Climate Activists Pelt $110 Million-Dollar Monet with Mashed Potatoes


Two members of German climate change action group Lezte Generation (Last Generation) soused Claude Monet’s 1890 painting Meules with mashed potatoes on Sunday in an effort to bring attention to the climate crisis. Each activist then glued one hand to the wall and knelt before the spud-soaked work, valued at $110.7 million, to address those gathered. Their effort, which took place at Potsdam, Germany’s Museum Barberini, closely echoed that earlier this month by a pair of demonstrators from the activist group Just Stop Oil, who sloshed tomato soup across Vincent van Gogh’s Sunflowers at London’s National Gallery in attempt to draw attention to their cause. Like the van Gogh work, the Monet painting was protected by glass and thus undamaged.

“People are starving, people are freezing, people are dying,” asserted Mirjam Herrmann, one of the demonstrators. “We are in a climate catastrophe and all you are afraid of is tomato soup or mashed potatoes on a painting. You know what I’m afraid of? I’m afraid because science tells us that we won’t be able to feed our families in 2050. Does it take mashed potatoes on a painting to make you listen?” Herrmann continued. “This painting is not going to be worth anything if we have to fight over food. When will you finally start to listen? When will you finally start to listen and stop business as usual?”

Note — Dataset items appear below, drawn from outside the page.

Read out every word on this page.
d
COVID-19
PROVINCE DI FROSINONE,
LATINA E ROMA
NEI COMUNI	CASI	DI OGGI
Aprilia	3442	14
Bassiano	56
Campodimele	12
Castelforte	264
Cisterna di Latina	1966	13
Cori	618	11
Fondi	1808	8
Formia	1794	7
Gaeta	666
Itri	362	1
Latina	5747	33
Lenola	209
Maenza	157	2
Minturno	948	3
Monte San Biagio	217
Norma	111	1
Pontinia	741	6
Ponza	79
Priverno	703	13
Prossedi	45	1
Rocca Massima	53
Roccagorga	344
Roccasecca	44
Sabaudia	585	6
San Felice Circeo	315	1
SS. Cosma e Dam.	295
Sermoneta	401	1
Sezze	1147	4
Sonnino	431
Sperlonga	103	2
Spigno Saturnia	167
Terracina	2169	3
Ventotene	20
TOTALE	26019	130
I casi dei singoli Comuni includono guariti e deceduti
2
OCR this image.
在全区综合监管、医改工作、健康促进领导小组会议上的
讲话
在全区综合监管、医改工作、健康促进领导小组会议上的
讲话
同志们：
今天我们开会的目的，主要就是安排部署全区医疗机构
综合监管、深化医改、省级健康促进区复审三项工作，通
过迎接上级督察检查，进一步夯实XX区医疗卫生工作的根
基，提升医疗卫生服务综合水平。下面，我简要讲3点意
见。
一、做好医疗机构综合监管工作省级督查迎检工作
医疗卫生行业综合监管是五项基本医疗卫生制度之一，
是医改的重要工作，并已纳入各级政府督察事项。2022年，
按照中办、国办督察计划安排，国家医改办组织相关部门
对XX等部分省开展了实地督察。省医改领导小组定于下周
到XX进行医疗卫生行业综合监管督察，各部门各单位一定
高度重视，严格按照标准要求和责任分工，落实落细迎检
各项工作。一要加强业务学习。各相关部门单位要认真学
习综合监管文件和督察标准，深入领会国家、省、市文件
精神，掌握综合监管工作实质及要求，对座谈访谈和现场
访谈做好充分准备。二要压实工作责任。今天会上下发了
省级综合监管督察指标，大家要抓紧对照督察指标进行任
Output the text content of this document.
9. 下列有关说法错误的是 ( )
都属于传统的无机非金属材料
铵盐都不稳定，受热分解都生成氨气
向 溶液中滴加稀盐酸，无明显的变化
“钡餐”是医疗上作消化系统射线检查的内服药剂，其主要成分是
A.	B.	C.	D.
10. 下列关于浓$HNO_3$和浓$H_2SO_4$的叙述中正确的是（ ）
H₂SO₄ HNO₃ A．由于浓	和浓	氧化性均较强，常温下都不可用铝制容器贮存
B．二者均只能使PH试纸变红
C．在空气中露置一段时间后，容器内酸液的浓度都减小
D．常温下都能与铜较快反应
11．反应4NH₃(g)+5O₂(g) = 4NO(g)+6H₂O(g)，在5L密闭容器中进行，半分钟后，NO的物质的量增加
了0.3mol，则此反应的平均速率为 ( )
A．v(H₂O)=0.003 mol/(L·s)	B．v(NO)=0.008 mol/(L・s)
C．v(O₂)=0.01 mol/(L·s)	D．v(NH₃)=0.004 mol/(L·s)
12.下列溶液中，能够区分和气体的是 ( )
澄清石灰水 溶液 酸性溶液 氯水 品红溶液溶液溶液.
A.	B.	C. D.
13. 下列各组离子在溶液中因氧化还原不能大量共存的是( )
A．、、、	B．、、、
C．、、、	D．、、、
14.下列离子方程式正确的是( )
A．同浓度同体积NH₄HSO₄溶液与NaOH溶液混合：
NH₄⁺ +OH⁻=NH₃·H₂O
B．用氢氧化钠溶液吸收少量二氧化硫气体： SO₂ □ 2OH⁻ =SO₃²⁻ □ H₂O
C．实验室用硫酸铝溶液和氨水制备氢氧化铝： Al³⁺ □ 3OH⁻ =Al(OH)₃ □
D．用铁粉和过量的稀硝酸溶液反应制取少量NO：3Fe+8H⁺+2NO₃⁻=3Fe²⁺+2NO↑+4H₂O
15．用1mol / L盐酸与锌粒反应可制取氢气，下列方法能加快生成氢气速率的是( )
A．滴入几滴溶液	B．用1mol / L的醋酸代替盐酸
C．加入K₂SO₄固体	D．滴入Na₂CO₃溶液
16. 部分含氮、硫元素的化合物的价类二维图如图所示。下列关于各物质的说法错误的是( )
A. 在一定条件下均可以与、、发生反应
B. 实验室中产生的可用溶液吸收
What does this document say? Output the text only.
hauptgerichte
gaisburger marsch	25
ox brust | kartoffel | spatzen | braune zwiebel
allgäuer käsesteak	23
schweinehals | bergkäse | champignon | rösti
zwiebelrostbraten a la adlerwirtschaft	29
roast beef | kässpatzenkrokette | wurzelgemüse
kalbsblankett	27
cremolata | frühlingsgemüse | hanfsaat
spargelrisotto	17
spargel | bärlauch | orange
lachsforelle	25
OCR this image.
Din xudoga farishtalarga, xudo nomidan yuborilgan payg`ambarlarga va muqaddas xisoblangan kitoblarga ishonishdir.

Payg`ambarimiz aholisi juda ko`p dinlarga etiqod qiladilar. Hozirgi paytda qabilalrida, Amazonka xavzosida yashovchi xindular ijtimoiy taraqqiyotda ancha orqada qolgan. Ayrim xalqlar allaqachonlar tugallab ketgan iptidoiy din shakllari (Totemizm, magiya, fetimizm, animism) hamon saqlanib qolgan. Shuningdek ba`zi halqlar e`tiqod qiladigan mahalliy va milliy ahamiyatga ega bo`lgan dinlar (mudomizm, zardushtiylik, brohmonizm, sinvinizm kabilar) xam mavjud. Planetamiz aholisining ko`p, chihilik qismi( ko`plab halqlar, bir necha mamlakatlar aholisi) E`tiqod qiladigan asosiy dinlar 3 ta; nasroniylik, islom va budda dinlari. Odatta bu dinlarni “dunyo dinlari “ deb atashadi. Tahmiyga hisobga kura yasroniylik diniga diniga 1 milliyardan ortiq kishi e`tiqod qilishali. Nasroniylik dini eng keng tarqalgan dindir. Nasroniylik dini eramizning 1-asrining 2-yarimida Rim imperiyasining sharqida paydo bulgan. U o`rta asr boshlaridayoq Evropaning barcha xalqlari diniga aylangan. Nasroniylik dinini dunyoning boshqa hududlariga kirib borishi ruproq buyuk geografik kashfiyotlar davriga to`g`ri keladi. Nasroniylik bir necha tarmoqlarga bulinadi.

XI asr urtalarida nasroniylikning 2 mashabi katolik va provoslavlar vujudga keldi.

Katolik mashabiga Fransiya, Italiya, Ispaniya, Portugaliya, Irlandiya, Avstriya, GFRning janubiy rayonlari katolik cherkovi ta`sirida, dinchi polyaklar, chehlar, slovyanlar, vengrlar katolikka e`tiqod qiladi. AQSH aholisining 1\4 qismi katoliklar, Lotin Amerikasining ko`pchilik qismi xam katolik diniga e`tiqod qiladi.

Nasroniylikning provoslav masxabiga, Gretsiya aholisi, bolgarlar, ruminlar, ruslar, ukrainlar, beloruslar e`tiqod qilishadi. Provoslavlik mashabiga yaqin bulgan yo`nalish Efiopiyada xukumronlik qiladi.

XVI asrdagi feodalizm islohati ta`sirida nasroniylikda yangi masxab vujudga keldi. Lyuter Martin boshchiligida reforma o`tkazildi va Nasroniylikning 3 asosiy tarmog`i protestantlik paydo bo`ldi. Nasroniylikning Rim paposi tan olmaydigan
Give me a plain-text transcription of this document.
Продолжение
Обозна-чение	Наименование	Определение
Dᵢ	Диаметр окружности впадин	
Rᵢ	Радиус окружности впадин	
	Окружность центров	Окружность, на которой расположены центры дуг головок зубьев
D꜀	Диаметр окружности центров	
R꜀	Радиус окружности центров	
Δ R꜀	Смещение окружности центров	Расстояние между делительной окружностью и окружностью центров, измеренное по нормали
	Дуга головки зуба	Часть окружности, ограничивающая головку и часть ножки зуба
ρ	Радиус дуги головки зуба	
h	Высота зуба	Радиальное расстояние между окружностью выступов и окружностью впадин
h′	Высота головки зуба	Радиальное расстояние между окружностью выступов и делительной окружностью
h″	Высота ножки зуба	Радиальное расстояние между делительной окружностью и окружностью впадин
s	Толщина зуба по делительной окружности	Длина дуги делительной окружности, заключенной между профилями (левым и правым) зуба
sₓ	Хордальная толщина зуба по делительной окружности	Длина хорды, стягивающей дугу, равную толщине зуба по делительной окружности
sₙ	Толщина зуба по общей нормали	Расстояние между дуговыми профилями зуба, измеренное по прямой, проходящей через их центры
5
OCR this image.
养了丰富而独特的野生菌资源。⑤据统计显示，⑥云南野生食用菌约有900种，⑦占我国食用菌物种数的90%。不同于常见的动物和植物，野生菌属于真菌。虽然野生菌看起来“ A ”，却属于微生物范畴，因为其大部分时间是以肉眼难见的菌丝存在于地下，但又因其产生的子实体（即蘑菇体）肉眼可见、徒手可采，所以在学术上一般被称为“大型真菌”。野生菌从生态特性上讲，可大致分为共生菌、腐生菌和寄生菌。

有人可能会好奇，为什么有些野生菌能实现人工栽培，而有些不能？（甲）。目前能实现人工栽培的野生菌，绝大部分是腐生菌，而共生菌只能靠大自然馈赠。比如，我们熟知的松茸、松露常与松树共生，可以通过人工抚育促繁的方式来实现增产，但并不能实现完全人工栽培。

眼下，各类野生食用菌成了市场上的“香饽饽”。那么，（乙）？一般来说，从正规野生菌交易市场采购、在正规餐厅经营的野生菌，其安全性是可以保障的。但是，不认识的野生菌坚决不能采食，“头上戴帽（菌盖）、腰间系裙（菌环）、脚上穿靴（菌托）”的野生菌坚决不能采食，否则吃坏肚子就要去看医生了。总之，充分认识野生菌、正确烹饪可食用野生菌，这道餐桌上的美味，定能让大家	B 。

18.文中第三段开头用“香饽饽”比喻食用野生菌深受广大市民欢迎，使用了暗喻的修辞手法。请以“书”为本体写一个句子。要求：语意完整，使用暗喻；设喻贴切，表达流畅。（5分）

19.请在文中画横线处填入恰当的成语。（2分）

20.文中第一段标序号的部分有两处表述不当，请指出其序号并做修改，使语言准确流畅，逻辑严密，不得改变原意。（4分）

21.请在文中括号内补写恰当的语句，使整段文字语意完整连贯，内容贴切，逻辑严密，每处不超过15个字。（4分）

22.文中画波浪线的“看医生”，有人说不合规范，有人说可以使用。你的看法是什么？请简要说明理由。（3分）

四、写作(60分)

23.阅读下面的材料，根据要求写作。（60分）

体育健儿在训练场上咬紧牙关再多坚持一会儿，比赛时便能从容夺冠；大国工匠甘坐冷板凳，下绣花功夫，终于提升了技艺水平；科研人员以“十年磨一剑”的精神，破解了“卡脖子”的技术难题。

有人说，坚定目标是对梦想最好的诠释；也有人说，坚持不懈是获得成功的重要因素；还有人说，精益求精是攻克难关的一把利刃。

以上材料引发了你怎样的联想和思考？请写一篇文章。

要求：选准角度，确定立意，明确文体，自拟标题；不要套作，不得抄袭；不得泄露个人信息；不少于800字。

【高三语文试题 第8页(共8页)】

The demonstrators chose the painting, which they knew to be protected, based on its idyllic portrayal of nature—the work depicts scattered haystacks in a field at sunrise—and thus its connection to their cause. “Monet loved nature and captured its unique and fragile beauty in his works,” said Letzte Generation Aimée van Baalen in a statement. “How is it that so many are more afraid of damaging one of these images of reality than of the destruction of our world itself, the magic of which Monet admired so much?”

Letzte Generation had earlier staged similar demonstrations, with its members gluing themselves to the frames of renowned paintings inside major institutions. Their efforts aroused the ire of the German Cultural Council, which pleaded with them to cease and desist, fearing injury to the works. In the wake of the widely covered Just Stop Oil action, which shocked the public and elevated the topic of climate change in the media without damaging the targeted work, more such actions may be expected by young activist groups, whose members are among one of the first generations who will be forced to fully face the dire effects of human-caused climate change in the coming decades.